Дядя Саша – молчаливый старик с густой шевелюрой на голове и щетиной на лице, жил на окраине в небольшой избушке, окружённой огородом и двумя сараями. Из дома он выходил рано утром, когда солнечные лучи только-только начинали освещать городские улицы. Ещё в первую мировую он получил тяжёлое ранение – левая нога была ампутирована почти до колена, поэтому передвигался медленно, опираясь на клюшку и поскрипывая при ходьбе протезом. Так получилось, что был он единственным в городе сапожником, и поэтому заказы лились рекой. Были времена, когда дядя Саша брал за работу не только деньги, но и что Бог пошлёт: сало, куриные яйца, молоко в глиняных кринках и даже яблоки, но самой любимой оплатой был у него самогон, называемый бражкой. Её он любил даже больше, чем хрустящие купюры. Мастером дядя Саша был умелым, работал быстро и пользовался за это уважением нескольких поколений горожан.

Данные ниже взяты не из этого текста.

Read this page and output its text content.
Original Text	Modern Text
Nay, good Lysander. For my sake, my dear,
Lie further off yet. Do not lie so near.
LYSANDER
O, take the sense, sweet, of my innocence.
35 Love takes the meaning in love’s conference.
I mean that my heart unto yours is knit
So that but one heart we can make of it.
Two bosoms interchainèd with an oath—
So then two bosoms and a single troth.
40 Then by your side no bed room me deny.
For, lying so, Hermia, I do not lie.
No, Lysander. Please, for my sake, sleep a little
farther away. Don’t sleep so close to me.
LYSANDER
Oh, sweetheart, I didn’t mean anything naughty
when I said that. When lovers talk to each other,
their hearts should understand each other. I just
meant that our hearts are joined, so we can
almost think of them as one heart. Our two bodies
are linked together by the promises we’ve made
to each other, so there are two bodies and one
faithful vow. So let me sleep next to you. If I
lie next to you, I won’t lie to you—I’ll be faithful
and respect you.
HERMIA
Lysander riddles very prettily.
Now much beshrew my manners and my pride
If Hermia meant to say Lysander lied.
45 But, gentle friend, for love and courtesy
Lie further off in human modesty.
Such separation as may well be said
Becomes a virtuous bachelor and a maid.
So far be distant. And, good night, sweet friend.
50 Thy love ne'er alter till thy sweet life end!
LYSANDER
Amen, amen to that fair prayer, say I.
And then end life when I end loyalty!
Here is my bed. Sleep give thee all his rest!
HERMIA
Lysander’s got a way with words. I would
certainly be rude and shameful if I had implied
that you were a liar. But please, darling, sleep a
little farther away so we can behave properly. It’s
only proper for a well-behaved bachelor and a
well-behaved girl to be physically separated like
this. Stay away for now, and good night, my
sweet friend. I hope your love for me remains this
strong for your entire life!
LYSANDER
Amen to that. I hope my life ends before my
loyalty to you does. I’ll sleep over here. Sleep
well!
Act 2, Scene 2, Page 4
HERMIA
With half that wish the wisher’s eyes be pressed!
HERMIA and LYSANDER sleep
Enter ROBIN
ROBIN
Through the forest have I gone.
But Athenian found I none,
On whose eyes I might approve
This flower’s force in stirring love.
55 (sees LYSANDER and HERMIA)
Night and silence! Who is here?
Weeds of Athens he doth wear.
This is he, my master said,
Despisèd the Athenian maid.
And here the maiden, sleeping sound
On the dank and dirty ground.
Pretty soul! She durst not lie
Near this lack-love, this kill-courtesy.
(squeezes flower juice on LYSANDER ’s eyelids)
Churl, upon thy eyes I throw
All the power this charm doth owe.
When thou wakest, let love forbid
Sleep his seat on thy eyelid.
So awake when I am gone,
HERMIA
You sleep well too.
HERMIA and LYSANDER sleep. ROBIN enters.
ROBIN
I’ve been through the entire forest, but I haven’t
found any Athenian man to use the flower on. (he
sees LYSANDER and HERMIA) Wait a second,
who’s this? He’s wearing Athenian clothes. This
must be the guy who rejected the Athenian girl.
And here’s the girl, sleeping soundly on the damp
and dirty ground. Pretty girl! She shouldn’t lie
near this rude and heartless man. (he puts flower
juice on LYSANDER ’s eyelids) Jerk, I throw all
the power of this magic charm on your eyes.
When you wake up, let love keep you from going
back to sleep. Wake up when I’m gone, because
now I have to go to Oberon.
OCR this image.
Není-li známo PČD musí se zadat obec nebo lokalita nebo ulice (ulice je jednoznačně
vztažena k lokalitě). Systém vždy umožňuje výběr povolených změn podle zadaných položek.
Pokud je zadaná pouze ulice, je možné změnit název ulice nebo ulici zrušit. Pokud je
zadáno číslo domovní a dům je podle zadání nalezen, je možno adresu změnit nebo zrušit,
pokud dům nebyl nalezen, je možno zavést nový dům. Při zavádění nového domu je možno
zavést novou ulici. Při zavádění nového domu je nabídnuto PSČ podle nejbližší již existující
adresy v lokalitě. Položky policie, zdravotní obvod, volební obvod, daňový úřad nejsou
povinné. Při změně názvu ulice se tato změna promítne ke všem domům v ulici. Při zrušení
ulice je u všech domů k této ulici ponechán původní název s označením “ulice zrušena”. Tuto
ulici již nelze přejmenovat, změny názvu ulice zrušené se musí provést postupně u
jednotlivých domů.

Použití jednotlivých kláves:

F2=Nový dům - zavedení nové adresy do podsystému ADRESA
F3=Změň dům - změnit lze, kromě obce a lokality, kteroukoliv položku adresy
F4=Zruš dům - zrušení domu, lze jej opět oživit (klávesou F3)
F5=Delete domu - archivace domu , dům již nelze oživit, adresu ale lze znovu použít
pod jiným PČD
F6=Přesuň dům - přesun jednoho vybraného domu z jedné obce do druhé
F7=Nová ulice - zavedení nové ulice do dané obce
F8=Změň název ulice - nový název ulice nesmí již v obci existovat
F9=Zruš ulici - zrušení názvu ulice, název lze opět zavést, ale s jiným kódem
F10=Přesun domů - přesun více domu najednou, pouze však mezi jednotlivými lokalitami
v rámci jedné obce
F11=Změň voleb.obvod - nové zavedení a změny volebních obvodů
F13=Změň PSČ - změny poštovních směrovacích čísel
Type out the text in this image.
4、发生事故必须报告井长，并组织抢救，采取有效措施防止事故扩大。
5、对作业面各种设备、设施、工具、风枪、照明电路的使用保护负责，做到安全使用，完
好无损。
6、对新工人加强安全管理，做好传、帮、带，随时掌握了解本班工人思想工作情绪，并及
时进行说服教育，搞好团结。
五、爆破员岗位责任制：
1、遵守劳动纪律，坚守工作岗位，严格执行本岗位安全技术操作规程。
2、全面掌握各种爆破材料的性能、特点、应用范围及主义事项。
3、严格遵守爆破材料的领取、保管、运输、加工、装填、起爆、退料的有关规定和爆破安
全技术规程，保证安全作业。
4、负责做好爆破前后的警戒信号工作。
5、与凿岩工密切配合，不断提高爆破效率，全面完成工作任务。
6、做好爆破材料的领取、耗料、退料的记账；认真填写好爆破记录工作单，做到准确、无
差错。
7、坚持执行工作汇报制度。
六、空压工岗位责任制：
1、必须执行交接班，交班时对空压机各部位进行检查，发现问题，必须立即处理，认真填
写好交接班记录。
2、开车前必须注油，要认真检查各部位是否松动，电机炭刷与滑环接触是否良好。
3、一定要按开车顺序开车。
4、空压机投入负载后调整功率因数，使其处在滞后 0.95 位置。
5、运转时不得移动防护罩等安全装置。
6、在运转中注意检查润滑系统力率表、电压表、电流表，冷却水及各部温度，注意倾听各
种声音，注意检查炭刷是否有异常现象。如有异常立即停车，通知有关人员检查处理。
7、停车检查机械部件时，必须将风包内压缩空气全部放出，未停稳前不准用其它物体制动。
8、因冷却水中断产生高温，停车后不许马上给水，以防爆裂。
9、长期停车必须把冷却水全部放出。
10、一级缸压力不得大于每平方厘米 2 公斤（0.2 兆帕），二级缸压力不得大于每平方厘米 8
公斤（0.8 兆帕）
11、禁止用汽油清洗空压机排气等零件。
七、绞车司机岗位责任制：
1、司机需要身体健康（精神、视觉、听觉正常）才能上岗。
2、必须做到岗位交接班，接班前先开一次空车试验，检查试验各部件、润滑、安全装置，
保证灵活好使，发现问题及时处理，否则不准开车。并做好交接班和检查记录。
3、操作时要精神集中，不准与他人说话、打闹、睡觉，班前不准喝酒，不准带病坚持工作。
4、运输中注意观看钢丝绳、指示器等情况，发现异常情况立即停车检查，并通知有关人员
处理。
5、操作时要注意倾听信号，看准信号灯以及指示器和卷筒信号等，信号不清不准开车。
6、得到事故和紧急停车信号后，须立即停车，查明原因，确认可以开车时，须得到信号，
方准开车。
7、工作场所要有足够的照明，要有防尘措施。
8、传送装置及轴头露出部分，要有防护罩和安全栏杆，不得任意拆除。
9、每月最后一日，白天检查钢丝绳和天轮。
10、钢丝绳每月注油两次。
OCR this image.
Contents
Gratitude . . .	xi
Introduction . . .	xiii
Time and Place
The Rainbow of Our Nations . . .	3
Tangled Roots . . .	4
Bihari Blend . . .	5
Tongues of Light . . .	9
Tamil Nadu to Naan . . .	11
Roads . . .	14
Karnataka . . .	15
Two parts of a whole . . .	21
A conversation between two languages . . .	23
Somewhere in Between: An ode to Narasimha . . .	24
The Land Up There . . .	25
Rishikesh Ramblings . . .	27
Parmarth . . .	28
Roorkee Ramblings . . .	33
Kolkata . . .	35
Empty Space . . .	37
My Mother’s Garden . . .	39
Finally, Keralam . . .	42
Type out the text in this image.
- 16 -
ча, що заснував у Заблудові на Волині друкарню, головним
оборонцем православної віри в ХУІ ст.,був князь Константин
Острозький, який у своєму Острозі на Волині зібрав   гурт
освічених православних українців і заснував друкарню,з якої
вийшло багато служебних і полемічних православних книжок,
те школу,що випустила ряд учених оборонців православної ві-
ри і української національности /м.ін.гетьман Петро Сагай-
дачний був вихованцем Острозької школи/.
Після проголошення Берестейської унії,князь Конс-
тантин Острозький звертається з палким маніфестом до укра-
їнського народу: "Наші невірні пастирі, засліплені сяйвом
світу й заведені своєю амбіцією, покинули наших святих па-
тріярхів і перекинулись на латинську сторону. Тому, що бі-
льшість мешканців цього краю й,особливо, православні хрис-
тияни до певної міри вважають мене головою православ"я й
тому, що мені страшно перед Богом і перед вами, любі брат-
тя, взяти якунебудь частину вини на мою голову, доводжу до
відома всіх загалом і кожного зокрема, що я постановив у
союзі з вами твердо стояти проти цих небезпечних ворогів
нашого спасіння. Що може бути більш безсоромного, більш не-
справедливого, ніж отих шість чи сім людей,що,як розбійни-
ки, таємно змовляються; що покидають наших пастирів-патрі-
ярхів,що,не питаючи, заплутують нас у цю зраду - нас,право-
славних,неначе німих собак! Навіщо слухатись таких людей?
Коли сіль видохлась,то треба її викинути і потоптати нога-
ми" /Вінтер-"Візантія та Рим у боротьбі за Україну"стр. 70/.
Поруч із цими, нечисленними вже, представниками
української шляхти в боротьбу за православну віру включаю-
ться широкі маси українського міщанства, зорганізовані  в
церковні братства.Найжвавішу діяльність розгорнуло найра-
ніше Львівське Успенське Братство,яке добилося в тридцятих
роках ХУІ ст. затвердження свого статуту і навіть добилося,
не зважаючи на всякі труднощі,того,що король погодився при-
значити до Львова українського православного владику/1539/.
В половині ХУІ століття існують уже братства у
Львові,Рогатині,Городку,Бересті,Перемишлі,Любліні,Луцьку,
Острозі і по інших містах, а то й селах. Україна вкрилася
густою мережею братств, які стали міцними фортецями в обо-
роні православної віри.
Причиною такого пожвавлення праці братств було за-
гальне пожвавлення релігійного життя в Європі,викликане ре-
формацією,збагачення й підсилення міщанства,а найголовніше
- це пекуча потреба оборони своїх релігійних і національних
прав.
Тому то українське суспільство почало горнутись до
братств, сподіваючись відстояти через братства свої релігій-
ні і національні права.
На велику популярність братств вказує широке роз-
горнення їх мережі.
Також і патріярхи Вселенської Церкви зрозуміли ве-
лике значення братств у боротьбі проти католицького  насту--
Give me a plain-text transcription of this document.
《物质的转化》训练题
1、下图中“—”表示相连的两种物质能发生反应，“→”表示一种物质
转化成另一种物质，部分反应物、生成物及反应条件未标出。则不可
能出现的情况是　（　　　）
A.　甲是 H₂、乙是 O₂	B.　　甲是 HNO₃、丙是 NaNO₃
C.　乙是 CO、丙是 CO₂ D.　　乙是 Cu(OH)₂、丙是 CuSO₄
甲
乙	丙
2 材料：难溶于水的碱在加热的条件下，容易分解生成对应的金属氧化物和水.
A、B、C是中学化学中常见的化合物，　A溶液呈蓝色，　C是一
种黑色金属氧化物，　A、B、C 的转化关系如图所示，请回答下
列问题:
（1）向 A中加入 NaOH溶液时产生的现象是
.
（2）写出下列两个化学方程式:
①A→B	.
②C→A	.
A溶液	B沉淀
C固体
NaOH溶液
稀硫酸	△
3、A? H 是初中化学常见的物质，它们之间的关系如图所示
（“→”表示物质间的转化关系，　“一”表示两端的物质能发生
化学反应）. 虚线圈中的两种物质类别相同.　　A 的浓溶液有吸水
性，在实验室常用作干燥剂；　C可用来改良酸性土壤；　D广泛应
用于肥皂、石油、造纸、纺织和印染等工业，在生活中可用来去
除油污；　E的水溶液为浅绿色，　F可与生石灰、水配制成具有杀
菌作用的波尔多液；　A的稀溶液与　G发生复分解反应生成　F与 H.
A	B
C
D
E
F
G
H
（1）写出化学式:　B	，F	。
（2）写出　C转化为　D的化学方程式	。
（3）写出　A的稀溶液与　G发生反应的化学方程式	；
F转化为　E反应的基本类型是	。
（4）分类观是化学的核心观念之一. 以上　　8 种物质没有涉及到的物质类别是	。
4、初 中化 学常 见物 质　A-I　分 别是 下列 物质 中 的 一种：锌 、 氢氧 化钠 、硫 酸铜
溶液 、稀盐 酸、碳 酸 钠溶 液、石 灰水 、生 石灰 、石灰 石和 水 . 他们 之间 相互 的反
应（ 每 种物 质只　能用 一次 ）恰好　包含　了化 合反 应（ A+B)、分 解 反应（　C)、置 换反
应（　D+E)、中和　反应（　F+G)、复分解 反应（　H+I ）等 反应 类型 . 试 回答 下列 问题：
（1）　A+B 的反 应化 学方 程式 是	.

Никто точно не знал сколько ему лет. Пожилые старушки из соседних дворов помнили его симпатичным парнем, лихо отплясывавшим на посиделках под гармонь. Было это ещё в начале XX века. С первой мировой он вернулся с протезом и Георгиевским крестом на груди.
Будка его располагалась в проёме между двумя кирпичными заборами и имела небольшое окошечко с треснутым стеклом, ниже была прибита полка, на которую посетитель мог поставить свои вещи. Подойдя к будке, нужно было постучать по стеклу, окошко со скрипом открывалось, и из него высовывалась лохматая голова дяди Саши, оглядывала пришедшего, потом волосатые руки с длинными пальцами забирали принесённую в ремонт обувь. Он почти никогда ни с кем не разговаривал, ограничиваясь односложными «да», «вон оно как», «эх, ты», «ё-моё», «забодай тебя комар». Если нужно было обозначить день или время, то в ход шли «давеча», «тадысь», «вчерась», «опосля» и ещё два-три словечка.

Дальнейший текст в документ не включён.